Босх был готов согласиться с мнением своего чернокожего напарника, хотя и по другим причинам. Сегодня он тоже предпочел бы остаться в стороне.
— Шеф, — сказал он, поворачиваясь к Ирвингу, — когда выяснится, кто… Я хочу сказать, когда пресса пронюхает, что убит именно Элайас, нас ждут…
— Это не ваша забота, — резко бросил заместитель начальника полиции. — Ваше дело — следствие. А остальным займемся мы.
— Да Бог с ней, с прессой, — подала голос Райдер. — Вы же понимаете, как на это отреагируют в южных кварталах. Люди так просто…
— Об этом мы тоже позаботимся, — не дослушав ее, ответил Ирвинг. — Начиная со следующей смены введем в действие план повышенной готовности на случай массовых беспорядков. Перейдем на двенадцатичасовые дежурства. Посмотрим, как отреагирует город. Тот, кто видел девяносто второй, вряд ли захочет повторения. Но еще раз говорю, это не ваша забота. Вы занимаетесь расследованием. И только.
Райдер покачала головой:
— Вы не дали мне договорить. Меня волнуют не беспорядки. Я верю в тех, кто живет в южных кварталах, и не думаю, что у нас будут какие-то проблемы.
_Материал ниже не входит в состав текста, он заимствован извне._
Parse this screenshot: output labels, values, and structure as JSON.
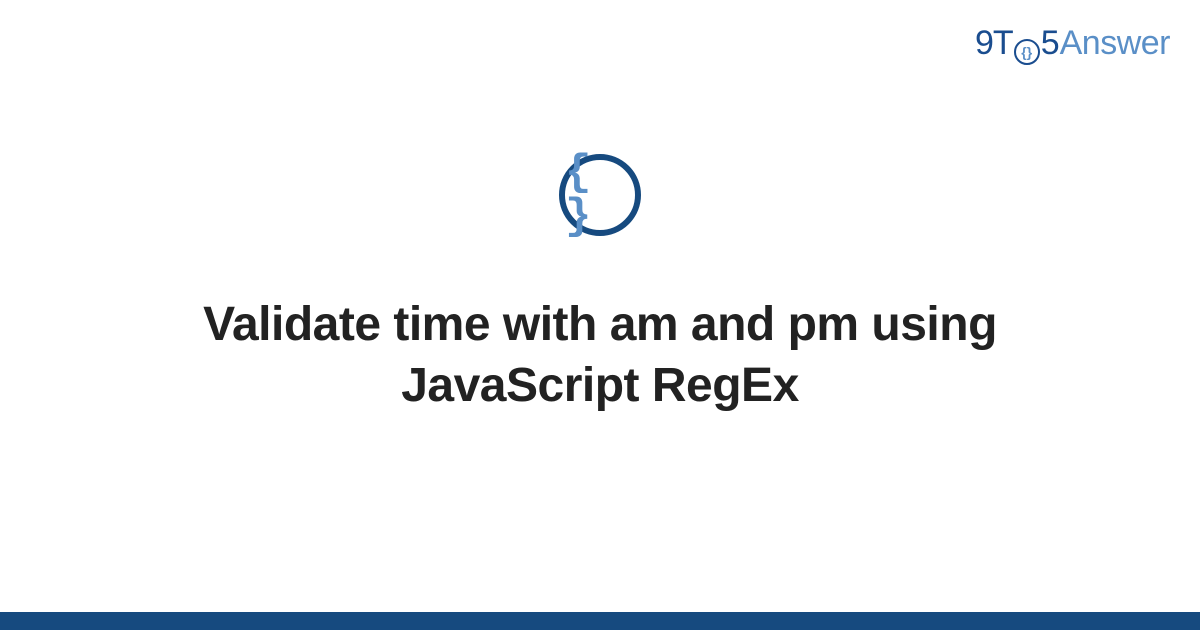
{
  "logo": {
    "part1": "9T",
    "circle_text": "{}",
    "part2": "5",
    "part3": "Answer"
  },
  "icon": {
    "name": "braces-icon",
    "glyph": "{ }"
  },
  "title": "Validate time with am and pm using JavaScript RegEx",
  "colors": {
    "primary_dark": "#164a7f",
    "primary_light": "#5a8fc7",
    "text": "#222222",
    "background": "#ffffff"
  }
}
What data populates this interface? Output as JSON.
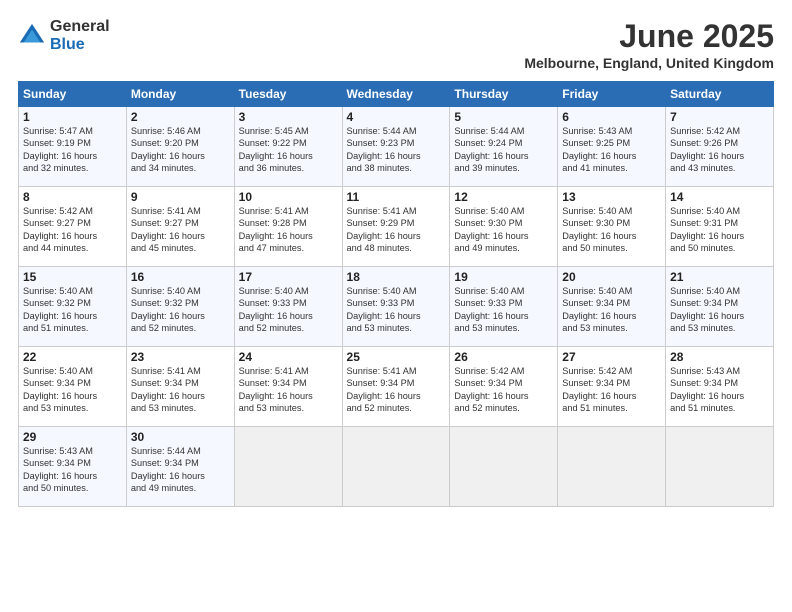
{
  "logo": {
    "general": "General",
    "blue": "Blue"
  },
  "title": "June 2025",
  "location": "Melbourne, England, United Kingdom",
  "days_header": [
    "Sunday",
    "Monday",
    "Tuesday",
    "Wednesday",
    "Thursday",
    "Friday",
    "Saturday"
  ],
  "weeks": [
    [
      {
        "day": "1",
        "sunrise": "5:47 AM",
        "sunset": "9:19 PM",
        "daylight": "16 hours and 32 minutes."
      },
      {
        "day": "2",
        "sunrise": "5:46 AM",
        "sunset": "9:20 PM",
        "daylight": "16 hours and 34 minutes."
      },
      {
        "day": "3",
        "sunrise": "5:45 AM",
        "sunset": "9:22 PM",
        "daylight": "16 hours and 36 minutes."
      },
      {
        "day": "4",
        "sunrise": "5:44 AM",
        "sunset": "9:23 PM",
        "daylight": "16 hours and 38 minutes."
      },
      {
        "day": "5",
        "sunrise": "5:44 AM",
        "sunset": "9:24 PM",
        "daylight": "16 hours and 39 minutes."
      },
      {
        "day": "6",
        "sunrise": "5:43 AM",
        "sunset": "9:25 PM",
        "daylight": "16 hours and 41 minutes."
      },
      {
        "day": "7",
        "sunrise": "5:42 AM",
        "sunset": "9:26 PM",
        "daylight": "16 hours and 43 minutes."
      }
    ],
    [
      {
        "day": "8",
        "sunrise": "5:42 AM",
        "sunset": "9:27 PM",
        "daylight": "16 hours and 44 minutes."
      },
      {
        "day": "9",
        "sunrise": "5:41 AM",
        "sunset": "9:27 PM",
        "daylight": "16 hours and 45 minutes."
      },
      {
        "day": "10",
        "sunrise": "5:41 AM",
        "sunset": "9:28 PM",
        "daylight": "16 hours and 47 minutes."
      },
      {
        "day": "11",
        "sunrise": "5:41 AM",
        "sunset": "9:29 PM",
        "daylight": "16 hours and 48 minutes."
      },
      {
        "day": "12",
        "sunrise": "5:40 AM",
        "sunset": "9:30 PM",
        "daylight": "16 hours and 49 minutes."
      },
      {
        "day": "13",
        "sunrise": "5:40 AM",
        "sunset": "9:30 PM",
        "daylight": "16 hours and 50 minutes."
      },
      {
        "day": "14",
        "sunrise": "5:40 AM",
        "sunset": "9:31 PM",
        "daylight": "16 hours and 50 minutes."
      }
    ],
    [
      {
        "day": "15",
        "sunrise": "5:40 AM",
        "sunset": "9:32 PM",
        "daylight": "16 hours and 51 minutes."
      },
      {
        "day": "16",
        "sunrise": "5:40 AM",
        "sunset": "9:32 PM",
        "daylight": "16 hours and 52 minutes."
      },
      {
        "day": "17",
        "sunrise": "5:40 AM",
        "sunset": "9:33 PM",
        "daylight": "16 hours and 52 minutes."
      },
      {
        "day": "18",
        "sunrise": "5:40 AM",
        "sunset": "9:33 PM",
        "daylight": "16 hours and 53 minutes."
      },
      {
        "day": "19",
        "sunrise": "5:40 AM",
        "sunset": "9:33 PM",
        "daylight": "16 hours and 53 minutes."
      },
      {
        "day": "20",
        "sunrise": "5:40 AM",
        "sunset": "9:34 PM",
        "daylight": "16 hours and 53 minutes."
      },
      {
        "day": "21",
        "sunrise": "5:40 AM",
        "sunset": "9:34 PM",
        "daylight": "16 hours and 53 minutes."
      }
    ],
    [
      {
        "day": "22",
        "sunrise": "5:40 AM",
        "sunset": "9:34 PM",
        "daylight": "16 hours and 53 minutes."
      },
      {
        "day": "23",
        "sunrise": "5:41 AM",
        "sunset": "9:34 PM",
        "daylight": "16 hours and 53 minutes."
      },
      {
        "day": "24",
        "sunrise": "5:41 AM",
        "sunset": "9:34 PM",
        "daylight": "16 hours and 53 minutes."
      },
      {
        "day": "25",
        "sunrise": "5:41 AM",
        "sunset": "9:34 PM",
        "daylight": "16 hours and 52 minutes."
      },
      {
        "day": "26",
        "sunrise": "5:42 AM",
        "sunset": "9:34 PM",
        "daylight": "16 hours and 52 minutes."
      },
      {
        "day": "27",
        "sunrise": "5:42 AM",
        "sunset": "9:34 PM",
        "daylight": "16 hours and 51 minutes."
      },
      {
        "day": "28",
        "sunrise": "5:43 AM",
        "sunset": "9:34 PM",
        "daylight": "16 hours and 51 minutes."
      }
    ],
    [
      {
        "day": "29",
        "sunrise": "5:43 AM",
        "sunset": "9:34 PM",
        "daylight": "16 hours and 50 minutes."
      },
      {
        "day": "30",
        "sunrise": "5:44 AM",
        "sunset": "9:34 PM",
        "daylight": "16 hours and 49 minutes."
      },
      null,
      null,
      null,
      null,
      null
    ]
  ]
}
Просто убийство отзовется злостью и недоверием. И если вы считаете, что мнение людей можно игнорировать, что достаточно просто вывести на улицы больше копов…
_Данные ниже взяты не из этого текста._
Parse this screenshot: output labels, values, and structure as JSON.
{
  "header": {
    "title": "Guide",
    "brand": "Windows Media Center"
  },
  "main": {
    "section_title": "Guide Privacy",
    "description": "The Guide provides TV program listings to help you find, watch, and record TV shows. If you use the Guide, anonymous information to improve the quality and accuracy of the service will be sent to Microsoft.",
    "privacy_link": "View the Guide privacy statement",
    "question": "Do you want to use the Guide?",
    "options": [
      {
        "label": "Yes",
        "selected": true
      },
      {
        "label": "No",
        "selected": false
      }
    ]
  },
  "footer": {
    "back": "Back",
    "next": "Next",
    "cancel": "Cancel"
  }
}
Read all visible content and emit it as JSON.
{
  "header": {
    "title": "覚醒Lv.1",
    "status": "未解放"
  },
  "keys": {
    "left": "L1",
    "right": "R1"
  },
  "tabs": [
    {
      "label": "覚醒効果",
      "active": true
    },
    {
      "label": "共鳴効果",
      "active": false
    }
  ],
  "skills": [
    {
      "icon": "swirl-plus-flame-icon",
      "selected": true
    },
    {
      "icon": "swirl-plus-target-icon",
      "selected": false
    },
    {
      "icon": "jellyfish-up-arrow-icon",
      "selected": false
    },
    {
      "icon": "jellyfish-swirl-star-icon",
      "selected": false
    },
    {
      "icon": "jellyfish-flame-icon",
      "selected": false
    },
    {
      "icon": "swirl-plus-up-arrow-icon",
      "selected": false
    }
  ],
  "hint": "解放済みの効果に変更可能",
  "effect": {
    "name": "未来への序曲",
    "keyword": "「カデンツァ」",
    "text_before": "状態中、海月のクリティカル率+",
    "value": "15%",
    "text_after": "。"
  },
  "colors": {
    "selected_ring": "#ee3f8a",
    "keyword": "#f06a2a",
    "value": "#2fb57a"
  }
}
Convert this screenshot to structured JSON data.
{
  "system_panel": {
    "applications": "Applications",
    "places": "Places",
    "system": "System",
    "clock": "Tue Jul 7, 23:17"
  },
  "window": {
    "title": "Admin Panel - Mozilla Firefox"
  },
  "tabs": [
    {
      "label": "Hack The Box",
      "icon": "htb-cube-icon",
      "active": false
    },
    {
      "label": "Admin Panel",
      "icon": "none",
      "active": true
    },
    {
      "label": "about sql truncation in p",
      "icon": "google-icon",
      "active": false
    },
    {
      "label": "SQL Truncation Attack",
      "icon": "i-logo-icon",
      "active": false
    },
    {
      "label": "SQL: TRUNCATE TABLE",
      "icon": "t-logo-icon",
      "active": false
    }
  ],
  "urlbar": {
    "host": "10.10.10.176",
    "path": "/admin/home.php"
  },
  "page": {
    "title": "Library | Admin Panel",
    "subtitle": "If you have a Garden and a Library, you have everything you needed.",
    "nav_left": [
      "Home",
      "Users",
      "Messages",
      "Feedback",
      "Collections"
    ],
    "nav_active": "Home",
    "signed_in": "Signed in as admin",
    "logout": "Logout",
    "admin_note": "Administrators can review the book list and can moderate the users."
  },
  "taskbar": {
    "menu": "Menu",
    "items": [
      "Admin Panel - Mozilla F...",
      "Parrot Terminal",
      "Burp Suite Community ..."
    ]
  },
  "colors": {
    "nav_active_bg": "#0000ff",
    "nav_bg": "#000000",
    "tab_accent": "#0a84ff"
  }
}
— Детектив Райдер, — снова перебил ее Ирвинг, — это не ваша забота. Ваша забота — расследование.
Босх заметил, что нетерпение и невнимание Ирвинга к тому, что говорит Райдер, представительница того самого черного населения города, уже завело ее. Он знал появившееся на ее лице выражение, а потому поспешил вступить в разговор прежде, чем напарница скажет что-нибудь лишнее.
— Нам потребуются дополнительные силы. Втроем мы только алиби будем проверять две-три недели. В таких делах действовать надо быстро. Так что нам нужны люди.
— Об этом мы тоже позаботимся, — кивнул Ирвинг. — Получите все, что надо. Но на детективов из отдела грабежей и убийств не рассчитывайте. В деле Майкла Харриса необходимо избежать конфликта интересов.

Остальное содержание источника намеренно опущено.